Kapitel

Sehr viele Schriftsteller pflegen sich im Vorwort oder in der Einleitung zu entschuldigen wegen des nachfolgenden Werks, und wenn dasselbe große Ansprüche auf die Nachsicht des Publikums erhebt, so mag die Methode eine gewisse Berechtigung haben. Weil dieser schriftstellerische Versuch indessen mein erstes Vorgehen dieser Art ist, so halte ich eine Rechtfertigung für ziemlich überflüssig. Sollte sie dennoch für notwendig erachtet werden, so würde ich freilich schwerlich eine genügende Entschuldigung für mein Wagnis finden können. Ich überlasse es daher lieber dem Leser, die Fehler dieser schriftstellerischen Leistung ausfindig zu machen, statt die Arbeit einer Verteidigungsrede zu übernehmen.

Eine Darlegung der Gründe, welche mich zu der in diesem Buche geschilderten Reise veranlassten, sowie eine Vorführung meiner Reisegefährten glaube ich jedoch dem Leser schuldig zu sein, und beeile mich deshalb, dieser Pflicht nachzukommen. Vor etwa einem Jahre stellte ich dem Publikum eine Gesellschaft Erdmenschen aus der Kalahari vor. Diese Leute wurden von einem Halbblut -Jäger Namens Kert begleitet, welcher als ihr Dolmetscher fungierte, nachdem er sich mit ihrem der Sprache der Buschmänner nahe verwandten Idiom einigermaßen bekannt gemacht hatte.

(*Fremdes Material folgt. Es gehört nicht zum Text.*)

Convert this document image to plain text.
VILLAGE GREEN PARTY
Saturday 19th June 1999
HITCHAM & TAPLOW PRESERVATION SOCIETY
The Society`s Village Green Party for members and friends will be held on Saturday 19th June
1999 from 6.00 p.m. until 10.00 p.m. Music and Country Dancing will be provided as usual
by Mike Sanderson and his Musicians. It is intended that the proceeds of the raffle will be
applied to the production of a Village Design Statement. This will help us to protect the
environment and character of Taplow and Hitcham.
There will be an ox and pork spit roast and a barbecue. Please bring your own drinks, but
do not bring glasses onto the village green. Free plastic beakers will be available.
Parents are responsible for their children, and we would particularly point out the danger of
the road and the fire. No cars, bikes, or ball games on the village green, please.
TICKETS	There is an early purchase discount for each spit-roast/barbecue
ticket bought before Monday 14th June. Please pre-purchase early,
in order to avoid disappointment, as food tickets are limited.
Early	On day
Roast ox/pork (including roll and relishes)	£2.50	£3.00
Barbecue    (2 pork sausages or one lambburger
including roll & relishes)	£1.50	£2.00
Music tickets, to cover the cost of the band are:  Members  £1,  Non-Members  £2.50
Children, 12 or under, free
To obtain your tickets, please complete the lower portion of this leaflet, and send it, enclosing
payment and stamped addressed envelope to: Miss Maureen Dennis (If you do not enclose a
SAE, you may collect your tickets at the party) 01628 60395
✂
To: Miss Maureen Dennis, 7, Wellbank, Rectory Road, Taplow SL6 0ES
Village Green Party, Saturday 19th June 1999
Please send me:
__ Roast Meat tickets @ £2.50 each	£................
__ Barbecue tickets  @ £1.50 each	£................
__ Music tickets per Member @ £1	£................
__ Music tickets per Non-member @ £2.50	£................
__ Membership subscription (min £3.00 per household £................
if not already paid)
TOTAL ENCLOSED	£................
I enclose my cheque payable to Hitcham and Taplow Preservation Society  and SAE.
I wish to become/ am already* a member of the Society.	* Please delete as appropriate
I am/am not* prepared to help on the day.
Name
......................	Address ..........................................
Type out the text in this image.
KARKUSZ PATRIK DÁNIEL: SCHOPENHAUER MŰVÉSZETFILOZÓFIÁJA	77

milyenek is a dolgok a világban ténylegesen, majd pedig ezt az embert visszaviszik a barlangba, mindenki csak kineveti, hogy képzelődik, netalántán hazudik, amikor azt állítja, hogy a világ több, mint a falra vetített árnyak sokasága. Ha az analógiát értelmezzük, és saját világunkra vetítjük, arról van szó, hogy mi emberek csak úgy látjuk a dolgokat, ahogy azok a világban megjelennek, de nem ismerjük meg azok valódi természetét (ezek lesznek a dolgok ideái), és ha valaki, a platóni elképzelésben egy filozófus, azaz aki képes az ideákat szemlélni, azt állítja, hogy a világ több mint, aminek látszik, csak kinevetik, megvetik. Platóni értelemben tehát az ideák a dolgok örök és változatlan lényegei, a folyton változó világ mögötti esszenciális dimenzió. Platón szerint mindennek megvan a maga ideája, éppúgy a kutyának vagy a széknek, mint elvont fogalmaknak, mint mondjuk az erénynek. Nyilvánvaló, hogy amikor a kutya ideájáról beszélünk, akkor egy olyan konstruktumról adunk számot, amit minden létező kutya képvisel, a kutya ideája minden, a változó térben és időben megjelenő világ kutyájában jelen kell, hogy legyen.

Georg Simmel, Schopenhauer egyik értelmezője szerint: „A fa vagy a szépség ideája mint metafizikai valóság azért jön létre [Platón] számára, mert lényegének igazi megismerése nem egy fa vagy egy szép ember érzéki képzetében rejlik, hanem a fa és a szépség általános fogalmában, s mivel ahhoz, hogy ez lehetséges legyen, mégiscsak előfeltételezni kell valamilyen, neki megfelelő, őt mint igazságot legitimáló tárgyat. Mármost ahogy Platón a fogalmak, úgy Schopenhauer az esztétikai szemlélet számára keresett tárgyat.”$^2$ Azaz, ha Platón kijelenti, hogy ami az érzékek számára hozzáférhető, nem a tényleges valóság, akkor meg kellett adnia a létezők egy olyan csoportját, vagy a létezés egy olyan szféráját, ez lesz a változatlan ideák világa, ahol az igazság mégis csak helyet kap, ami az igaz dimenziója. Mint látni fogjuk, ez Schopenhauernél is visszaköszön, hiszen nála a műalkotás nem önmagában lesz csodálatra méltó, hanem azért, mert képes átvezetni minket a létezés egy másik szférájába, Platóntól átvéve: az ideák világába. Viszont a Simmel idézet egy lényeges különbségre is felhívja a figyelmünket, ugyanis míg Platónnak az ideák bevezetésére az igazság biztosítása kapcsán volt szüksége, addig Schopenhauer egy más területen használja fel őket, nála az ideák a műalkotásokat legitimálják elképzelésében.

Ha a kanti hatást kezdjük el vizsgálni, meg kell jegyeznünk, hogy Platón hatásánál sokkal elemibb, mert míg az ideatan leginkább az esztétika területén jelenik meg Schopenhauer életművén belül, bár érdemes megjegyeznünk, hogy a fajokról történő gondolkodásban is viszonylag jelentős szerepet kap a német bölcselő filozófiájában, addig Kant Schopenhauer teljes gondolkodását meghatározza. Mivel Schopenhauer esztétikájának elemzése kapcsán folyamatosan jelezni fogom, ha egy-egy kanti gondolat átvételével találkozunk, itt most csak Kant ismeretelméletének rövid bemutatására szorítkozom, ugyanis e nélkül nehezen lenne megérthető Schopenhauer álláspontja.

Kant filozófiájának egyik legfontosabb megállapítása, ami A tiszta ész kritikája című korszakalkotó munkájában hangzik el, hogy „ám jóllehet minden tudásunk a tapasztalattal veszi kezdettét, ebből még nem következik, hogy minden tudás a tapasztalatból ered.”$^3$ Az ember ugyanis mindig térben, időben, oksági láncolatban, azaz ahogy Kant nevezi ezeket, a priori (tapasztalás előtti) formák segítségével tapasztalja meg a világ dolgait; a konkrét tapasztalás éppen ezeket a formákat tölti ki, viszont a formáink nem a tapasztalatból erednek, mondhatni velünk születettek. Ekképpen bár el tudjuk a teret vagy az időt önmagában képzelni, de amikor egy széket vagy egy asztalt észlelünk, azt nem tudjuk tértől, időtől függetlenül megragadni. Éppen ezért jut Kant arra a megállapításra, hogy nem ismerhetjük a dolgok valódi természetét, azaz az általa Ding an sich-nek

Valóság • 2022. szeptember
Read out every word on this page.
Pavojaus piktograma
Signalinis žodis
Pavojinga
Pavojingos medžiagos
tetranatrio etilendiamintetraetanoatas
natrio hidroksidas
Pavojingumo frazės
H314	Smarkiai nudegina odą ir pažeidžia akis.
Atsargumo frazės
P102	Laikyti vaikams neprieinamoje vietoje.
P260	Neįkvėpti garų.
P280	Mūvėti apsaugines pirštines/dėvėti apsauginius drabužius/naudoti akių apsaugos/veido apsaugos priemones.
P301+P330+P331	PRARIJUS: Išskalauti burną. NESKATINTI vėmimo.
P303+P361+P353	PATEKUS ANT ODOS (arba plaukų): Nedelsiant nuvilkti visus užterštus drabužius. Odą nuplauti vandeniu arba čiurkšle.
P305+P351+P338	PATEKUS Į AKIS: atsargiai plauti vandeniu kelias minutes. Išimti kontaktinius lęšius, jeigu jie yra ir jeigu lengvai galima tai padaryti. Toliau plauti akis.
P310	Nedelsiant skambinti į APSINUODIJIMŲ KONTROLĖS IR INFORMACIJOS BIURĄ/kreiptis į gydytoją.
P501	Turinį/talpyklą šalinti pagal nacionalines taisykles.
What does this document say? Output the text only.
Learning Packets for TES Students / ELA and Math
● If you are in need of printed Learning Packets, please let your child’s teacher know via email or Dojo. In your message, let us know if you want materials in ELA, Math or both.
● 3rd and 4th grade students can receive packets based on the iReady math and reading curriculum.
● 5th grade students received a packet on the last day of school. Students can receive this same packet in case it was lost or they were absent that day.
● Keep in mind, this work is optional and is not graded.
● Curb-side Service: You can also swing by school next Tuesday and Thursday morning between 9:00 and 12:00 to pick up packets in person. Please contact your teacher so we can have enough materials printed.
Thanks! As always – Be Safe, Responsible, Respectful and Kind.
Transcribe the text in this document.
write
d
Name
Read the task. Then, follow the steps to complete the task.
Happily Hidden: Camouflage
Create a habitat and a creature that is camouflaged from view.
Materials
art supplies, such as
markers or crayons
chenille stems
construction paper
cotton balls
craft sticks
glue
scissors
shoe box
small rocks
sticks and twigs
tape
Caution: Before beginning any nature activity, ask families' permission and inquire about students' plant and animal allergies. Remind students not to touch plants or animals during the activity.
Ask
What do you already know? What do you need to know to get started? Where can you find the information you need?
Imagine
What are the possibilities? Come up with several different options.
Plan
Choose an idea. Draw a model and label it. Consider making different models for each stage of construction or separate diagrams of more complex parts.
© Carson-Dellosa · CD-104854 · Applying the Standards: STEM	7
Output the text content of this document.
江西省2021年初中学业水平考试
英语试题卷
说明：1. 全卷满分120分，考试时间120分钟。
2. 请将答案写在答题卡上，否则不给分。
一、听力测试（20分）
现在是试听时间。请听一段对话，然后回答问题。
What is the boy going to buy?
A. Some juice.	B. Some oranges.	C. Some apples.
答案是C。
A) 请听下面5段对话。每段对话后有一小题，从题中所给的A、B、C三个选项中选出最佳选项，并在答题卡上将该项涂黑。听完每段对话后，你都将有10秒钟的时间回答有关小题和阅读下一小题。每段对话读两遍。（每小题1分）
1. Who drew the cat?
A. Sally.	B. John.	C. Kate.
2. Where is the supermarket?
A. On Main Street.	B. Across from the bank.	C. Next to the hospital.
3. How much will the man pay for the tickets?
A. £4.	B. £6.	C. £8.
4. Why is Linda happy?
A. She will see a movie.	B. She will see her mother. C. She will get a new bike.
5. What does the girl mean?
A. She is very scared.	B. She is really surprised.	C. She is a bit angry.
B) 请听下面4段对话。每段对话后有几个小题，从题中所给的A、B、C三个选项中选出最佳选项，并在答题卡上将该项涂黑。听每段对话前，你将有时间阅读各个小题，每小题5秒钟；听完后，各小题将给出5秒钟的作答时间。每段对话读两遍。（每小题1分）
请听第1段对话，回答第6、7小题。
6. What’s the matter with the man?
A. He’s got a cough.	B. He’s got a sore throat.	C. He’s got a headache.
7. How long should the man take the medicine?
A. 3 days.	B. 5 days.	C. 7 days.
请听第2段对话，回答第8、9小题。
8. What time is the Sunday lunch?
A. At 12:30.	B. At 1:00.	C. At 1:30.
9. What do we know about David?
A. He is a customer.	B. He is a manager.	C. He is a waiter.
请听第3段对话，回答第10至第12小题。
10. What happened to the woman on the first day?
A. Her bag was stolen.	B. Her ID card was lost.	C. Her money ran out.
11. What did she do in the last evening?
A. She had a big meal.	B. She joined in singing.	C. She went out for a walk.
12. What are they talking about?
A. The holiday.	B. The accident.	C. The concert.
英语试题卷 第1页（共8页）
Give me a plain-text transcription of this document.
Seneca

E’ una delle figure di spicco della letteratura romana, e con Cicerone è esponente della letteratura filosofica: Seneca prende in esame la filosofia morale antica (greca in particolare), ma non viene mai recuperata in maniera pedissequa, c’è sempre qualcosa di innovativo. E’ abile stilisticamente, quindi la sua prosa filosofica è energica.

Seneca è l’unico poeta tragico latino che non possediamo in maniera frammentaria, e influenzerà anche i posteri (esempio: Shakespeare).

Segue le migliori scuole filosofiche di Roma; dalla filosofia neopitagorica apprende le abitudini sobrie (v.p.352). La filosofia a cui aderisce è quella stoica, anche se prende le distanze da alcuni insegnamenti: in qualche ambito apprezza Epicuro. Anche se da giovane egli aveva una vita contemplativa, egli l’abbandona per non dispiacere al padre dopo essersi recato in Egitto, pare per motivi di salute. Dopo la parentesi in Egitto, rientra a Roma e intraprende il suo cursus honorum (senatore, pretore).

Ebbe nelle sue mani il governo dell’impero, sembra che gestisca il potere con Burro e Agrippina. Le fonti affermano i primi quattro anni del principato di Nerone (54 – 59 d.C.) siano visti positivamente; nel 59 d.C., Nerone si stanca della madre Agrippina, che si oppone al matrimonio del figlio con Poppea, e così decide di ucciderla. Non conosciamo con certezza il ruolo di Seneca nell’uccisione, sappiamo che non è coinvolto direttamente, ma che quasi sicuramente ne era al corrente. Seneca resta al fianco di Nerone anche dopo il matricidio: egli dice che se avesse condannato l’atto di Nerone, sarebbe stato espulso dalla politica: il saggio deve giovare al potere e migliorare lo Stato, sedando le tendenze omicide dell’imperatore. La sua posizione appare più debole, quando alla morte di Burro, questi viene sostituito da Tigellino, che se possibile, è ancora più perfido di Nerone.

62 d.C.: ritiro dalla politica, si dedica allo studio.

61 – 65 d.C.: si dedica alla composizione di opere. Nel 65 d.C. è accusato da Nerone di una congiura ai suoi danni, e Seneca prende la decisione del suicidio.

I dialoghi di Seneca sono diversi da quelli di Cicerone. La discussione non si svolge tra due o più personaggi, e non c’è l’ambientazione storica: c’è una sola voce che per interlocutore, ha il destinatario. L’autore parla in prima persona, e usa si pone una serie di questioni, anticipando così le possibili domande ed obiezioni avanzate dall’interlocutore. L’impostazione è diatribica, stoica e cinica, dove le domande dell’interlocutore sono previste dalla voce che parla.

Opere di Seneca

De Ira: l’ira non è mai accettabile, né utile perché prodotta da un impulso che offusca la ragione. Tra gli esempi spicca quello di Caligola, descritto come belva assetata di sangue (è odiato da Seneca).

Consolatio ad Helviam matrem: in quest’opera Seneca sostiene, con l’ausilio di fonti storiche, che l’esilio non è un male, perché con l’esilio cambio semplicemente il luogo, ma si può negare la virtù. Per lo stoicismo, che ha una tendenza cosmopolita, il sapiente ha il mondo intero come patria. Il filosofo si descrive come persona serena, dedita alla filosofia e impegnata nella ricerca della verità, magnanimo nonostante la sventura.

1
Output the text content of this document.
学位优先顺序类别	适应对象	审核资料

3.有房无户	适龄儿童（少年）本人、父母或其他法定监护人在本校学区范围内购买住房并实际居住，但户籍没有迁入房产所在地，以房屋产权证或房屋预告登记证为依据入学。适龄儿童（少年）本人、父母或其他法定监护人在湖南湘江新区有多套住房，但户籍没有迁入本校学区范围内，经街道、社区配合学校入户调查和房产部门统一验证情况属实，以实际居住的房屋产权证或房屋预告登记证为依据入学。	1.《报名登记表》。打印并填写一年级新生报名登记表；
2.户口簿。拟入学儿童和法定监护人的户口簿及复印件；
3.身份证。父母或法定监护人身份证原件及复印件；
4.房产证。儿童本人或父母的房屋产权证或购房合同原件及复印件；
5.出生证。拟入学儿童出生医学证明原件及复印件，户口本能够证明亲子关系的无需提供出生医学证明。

Nach Kerts Schilderungen der grasbedeckten Ebenen und fruchtbaren Savannen und Wälder, welche von allen Arten Wild wimmelteu, schien die Kalahari ein Paradies für Jäger zu sein und nicht jene dürre Wüste, als welche sie uns bis dahin dargestellt war. Des weitern versicherte er mir, eine gewisse Stelle zu kennen, wo er selber Diamanten, und zwar einen im Gewicht von 188 Karat, gefunden habe. Schenkte ich auch anfangs diesen Geschichten wenig Glauben, so fand ich doch später, als ich einige den Erdmenschen gehörende Gegenstände durchmusterte und dabei nach Gift suchte, statt dessen einige Diamanten, wodurch Kerts Mitteilungen einigermaßen bestätigt wurden. Da mir nun zur Wiederherstellung meiner Gesundheit eine Veränderung des Klimas empfohlen war, so beschloss ich nach Afrika zu gehen, den alten Kert mitzunehmen und seine Aussagen an Ort und Stelle zu prüfen.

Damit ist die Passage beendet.